I'm not sure what I'm supposed to make of Lucius Fox's technological innovations and Bruce Wayne's upgrades. Are we supposed to regard this as advanced technology or science fiction?

The entire mobile scene where the Gotham Police transfer Dent to custody and eventually capture the Joker is a great sequence, as is his subsequent escape. I cannot believe Batman doesn't just run over the Joker when he has the chance though. Yeah, he's got his "one rule," but how about: break your ill-conceived rule and kill this man who's responsible for dozens of deaths and will undoubtedly kill more if you don't stop him here? It's a shame Batman puts his own curious ideals before pragmatism.

When the Joker is captured, Gordon remarks that the villain's "Clothing is custom, no labels." So what? Would it help matters if he bought a suit from JC Penney?

Director Christopher Nolan has crafted a very impressive filmography, with the two Batman installments, Memento, The Prestige, and Inception, among others. That's a near Hall of Fame career right there, and no, I don't know if there is a film directing Hall of Fame.
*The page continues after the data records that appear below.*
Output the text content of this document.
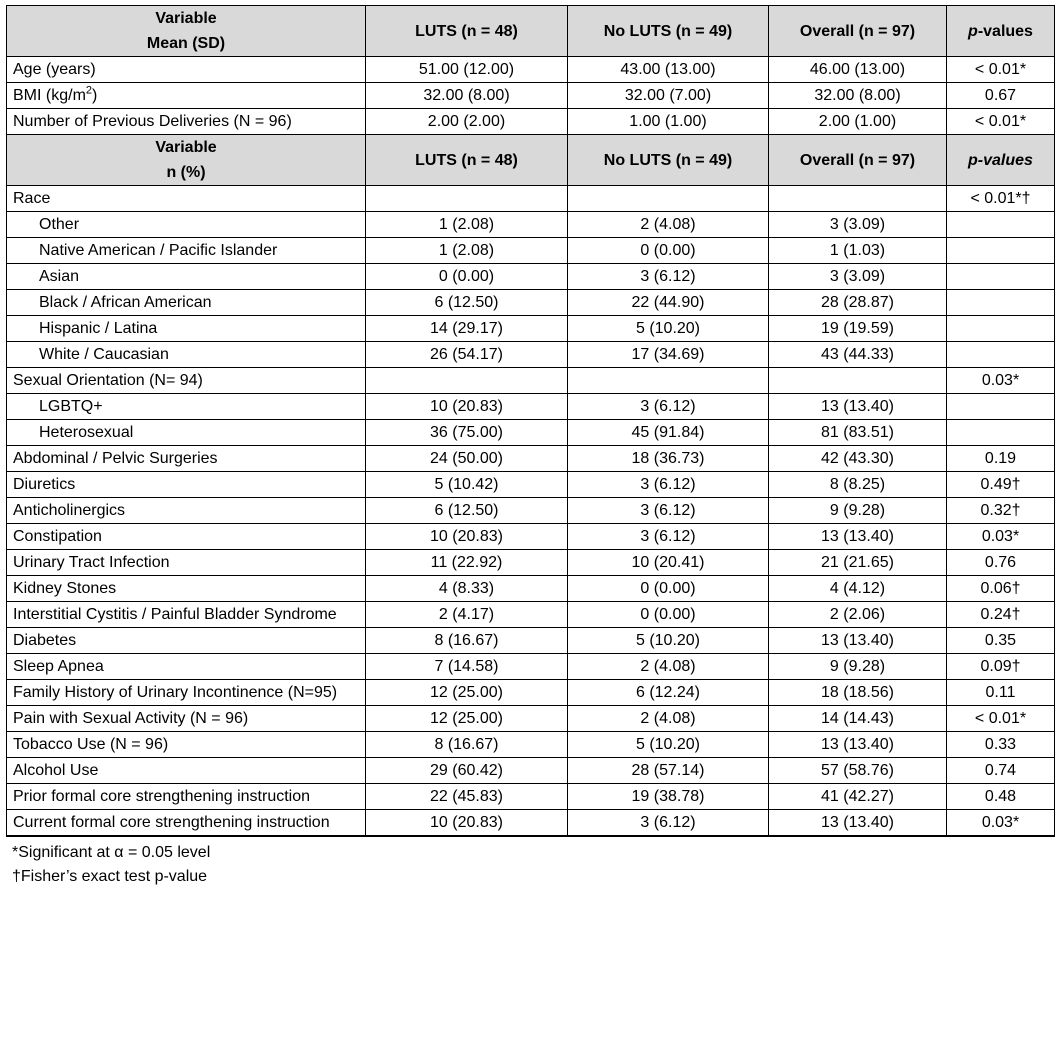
Variable
Mean (SD)	LUTS (n = 48)	No LUTS (n = 49)	Overall (n = 97)	p-values
Age (years)	51.00 (12.00)	43.00 (13.00)	46.00 (13.00)	< 0.01*
BMI $(kg/m^2)$	32.00 (8.00)	32.00 (7.00)	32.00 (8.00)	0.67
Number of Previous Deliveries (N = 96)	2.00 (2.00)	1.00 (1.00)	2.00 (1.00)	< 0.01*

Variable
n (%)	LUTS (n = 48)	No LUTS (n = 49)	Overall (n = 97)	p-values
Race				< 0.01*†
Other	1 (2.08)	2 (4.08)	3 (3.09)	
Native American / Pacific Islander	1 (2.08)	0 (0.00)	1 (1.03)	
Asian	0 (0.00)	3 (6.12)	3 (3.09)	
Black / African American	6 (12.50)	22 (44.90)	28 (28.87)	
Hispanic / Latina	14 (29.17)	5 (10.20)	19 (19.59)	
White / Caucasian	26 (54.17)	17 (34.69)	43 (44.33)	
Sexual Orientation (N= 94)				0.03*
LGBTQ+	10 (20.83)	3 (6.12)	13 (13.40)	
Heterosexual	36 (75.00)	45 (91.84)	81 (83.51)	
Abdominal / Pelvic Surgeries	24 (50.00)	18 (36.73)	42 (43.30)	0.19
Diuretics	5 (10.42)	3 (6.12)	8 (8.25)	0.49†
Anticholinergics	6 (12.50)	3 (6.12)	9 (9.28)	0.32†
Constipation	10 (20.83)	3 (6.12)	13 (13.40)	0.03*
Urinary Tract Infection	11 (22.92)	10 (20.41)	21 (21.65)	0.76
Kidney Stones	4 (8.33)	0 (0.00)	4 (4.12)	0.06†
Interstitial Cystitis / Painful Bladder Syndrome	2 (4.17)	0 (0.00)	2 (2.06)	0.24†
Diabetes	8 (16.67)	5 (10.20)	13 (13.40)	0.35
Sleep Apnea	7 (14.58)	2 (4.08)	9 (9.28)	0.09†
Family History of Urinary Incontinence (N=95)	12 (25.00)	6 (12.24)	18 (18.56)	0.11
Pain with Sexual Activity (N = 96)	12 (25.00)	2 (4.08)	14 (14.43)	< 0.01*
Tobacco Use (N = 96)	8 (16.67)	5 (10.20)	13 (13.40)	0.33
Alcohol Use	29 (60.42)	28 (57.14)	57 (58.76)	0.74
Prior formal core strengthening instruction	22 (45.83)	19 (38.78)	41 (42.27)	0.48
Current formal core strengthening instruction	10 (20.83)	3 (6.12)	13 (13.40)	0.03*

*Significant at α = 0.05 level
†Fisher’s exact test p-value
It's hard not to watch the Joker's "Social experiment" at end, where he rigs a boat filled with civilians and a boat filled with prisoners both with explosives and gives each the detonator to the other's boat, and not speculate as to what the real life outcome would be. One hopes real citizens would be so noble.

There is really only one major problem with The Dark Knight, and it bothered me even more upon my most recent viewing than it had in the past. That is, of course, the transformation of Harvey Dent into Two-Face after his disfiguration and the death of Rachel. It just doesn't work for me. You're trying to tell me that this guy, a paragon of justice, a crusader for right and wrong, is all of a sudden going to turn heel and start murdering police officers and threatening to kill innocent children for no good reason? Please. If anything, you'd think the tragedy would have steeled Dent's commitment, that he would have battled harder for fairness and justice. Nope, just flipping coins, threatening innocent people, and blaming the wrong people for Rachel's tragedy. You just want to shake him and say, dude, the Joker did it.

That aside, The Dark Knight is a dazzling film, a perfect blend of action, adventure, and mystery. See you all at The Dark Knight Rises.

1 comments:

ChristopherTK said...

How about turning Navy Pier, a tourist trap, into a shady hangout for criminals and a relocated "batcave" for bats while Bruce lives in the city.